Design Literature review.
Data sources Review of surveillance records from Indian tuberculosis programme project, evaluation reports, and medical literature for public-private mix projects in India.
Data extraction Project characteristics, tuberculosis case notification of new patients with sputum smear results positive for acid fast bacilli, and treatment outcome.
Data synthesis Of 24 identified public-private mix projects, data were available from 14 (58%), involving private practitioners, corporations, and non-governmental organisations. In all reviewed projects, the public sector tuberculosis programme provided training and supervision of private providers. Among the five projects with available data on historical controls, case notification rates were higher after implementation of a public-private mix project. Among seven projects involving private practitioners, 2796 of 12 147 (23%) new patients positive for acid fast bacilli were attributed to private providers.

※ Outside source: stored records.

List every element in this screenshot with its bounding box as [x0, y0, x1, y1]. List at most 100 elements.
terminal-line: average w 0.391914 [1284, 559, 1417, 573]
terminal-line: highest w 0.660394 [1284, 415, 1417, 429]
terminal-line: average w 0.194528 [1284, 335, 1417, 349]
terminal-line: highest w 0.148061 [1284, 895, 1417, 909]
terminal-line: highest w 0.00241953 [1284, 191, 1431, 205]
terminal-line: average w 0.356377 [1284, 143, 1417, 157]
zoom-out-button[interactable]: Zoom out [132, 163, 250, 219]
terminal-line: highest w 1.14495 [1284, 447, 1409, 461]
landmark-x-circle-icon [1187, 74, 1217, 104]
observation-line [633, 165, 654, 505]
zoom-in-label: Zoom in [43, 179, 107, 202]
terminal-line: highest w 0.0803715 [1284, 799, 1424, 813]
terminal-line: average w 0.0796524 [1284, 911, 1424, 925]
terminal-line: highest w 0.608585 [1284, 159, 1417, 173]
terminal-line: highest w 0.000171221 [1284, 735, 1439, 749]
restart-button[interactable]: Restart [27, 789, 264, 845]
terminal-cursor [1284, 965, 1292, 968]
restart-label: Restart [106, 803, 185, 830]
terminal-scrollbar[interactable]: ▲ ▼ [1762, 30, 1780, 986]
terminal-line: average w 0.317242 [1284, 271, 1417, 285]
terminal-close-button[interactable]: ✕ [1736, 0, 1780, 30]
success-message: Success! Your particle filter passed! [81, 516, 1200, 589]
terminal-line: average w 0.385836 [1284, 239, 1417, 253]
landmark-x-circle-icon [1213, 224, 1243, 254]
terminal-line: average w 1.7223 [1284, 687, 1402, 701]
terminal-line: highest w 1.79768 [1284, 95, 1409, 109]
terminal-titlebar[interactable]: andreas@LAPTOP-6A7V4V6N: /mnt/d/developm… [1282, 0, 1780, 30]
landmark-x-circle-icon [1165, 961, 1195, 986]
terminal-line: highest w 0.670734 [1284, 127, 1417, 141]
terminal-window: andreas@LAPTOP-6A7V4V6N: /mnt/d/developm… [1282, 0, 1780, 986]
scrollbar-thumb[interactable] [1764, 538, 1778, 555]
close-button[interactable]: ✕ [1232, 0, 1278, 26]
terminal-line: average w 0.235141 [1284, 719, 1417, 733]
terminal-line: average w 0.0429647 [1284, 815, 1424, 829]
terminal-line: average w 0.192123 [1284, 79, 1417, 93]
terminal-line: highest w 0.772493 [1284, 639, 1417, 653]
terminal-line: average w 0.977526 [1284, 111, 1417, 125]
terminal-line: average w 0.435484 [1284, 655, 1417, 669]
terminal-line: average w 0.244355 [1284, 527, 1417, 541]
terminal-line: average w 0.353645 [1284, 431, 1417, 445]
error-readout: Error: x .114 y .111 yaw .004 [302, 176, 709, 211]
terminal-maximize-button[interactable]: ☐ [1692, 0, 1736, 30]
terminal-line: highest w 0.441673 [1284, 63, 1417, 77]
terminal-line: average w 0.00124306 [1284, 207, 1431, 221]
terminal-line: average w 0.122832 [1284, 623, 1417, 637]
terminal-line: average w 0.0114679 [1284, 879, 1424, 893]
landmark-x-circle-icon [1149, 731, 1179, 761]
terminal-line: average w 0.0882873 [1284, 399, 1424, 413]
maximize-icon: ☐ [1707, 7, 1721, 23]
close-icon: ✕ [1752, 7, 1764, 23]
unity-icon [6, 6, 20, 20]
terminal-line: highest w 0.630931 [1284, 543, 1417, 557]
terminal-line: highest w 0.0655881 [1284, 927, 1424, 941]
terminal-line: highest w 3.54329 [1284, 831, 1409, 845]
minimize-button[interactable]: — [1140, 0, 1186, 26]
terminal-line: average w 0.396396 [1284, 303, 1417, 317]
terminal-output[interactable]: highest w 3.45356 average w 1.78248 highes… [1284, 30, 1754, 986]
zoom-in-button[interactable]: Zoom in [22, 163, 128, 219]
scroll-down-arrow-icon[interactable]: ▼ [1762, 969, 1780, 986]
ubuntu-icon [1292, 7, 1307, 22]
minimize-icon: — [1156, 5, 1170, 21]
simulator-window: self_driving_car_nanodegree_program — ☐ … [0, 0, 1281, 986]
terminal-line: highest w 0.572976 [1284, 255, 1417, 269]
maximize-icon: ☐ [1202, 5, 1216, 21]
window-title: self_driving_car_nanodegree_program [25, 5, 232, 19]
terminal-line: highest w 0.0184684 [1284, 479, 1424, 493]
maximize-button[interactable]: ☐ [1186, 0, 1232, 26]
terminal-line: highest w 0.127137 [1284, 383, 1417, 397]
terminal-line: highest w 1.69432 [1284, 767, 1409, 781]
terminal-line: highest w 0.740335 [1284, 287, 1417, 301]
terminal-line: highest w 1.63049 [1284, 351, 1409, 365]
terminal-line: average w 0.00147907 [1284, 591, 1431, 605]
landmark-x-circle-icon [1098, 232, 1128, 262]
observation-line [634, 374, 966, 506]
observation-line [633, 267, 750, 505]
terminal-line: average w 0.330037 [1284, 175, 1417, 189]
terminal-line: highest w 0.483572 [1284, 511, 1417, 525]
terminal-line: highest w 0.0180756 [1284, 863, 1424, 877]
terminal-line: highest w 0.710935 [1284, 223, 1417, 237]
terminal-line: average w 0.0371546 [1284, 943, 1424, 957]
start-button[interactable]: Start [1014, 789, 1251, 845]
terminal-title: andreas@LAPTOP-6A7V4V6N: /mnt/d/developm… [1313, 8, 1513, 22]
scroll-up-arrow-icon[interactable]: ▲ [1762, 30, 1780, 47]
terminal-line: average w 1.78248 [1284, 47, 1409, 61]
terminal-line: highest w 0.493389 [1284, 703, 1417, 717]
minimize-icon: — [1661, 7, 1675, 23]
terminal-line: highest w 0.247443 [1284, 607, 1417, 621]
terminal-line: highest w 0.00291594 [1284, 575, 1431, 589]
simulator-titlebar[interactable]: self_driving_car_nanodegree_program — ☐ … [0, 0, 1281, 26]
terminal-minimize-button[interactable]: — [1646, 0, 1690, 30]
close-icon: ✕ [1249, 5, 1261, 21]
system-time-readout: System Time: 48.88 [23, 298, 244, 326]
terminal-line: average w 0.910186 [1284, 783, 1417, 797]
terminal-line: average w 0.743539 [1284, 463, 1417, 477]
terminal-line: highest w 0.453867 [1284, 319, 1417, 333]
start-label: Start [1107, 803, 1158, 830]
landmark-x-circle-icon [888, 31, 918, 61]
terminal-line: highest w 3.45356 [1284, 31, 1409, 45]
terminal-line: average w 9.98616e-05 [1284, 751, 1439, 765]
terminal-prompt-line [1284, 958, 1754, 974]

Corporate based and non-governmental organisations served as the main source for tuberculosis programme services in seven project areas, detecting 9967 new patients positive for acid fast bacilli. In nine of 12 projects with data on treatment outcomes, private providers exceeded the programme target of 85% treatment success for new patients positive for acid fast bacilli.
Conclusions Public-private mix activities were associated with increased case notification, while maintaining acceptable treatment outcomes. Collaborations between public and private providers of health care hold considerable potential to improve tuberculosis control in India.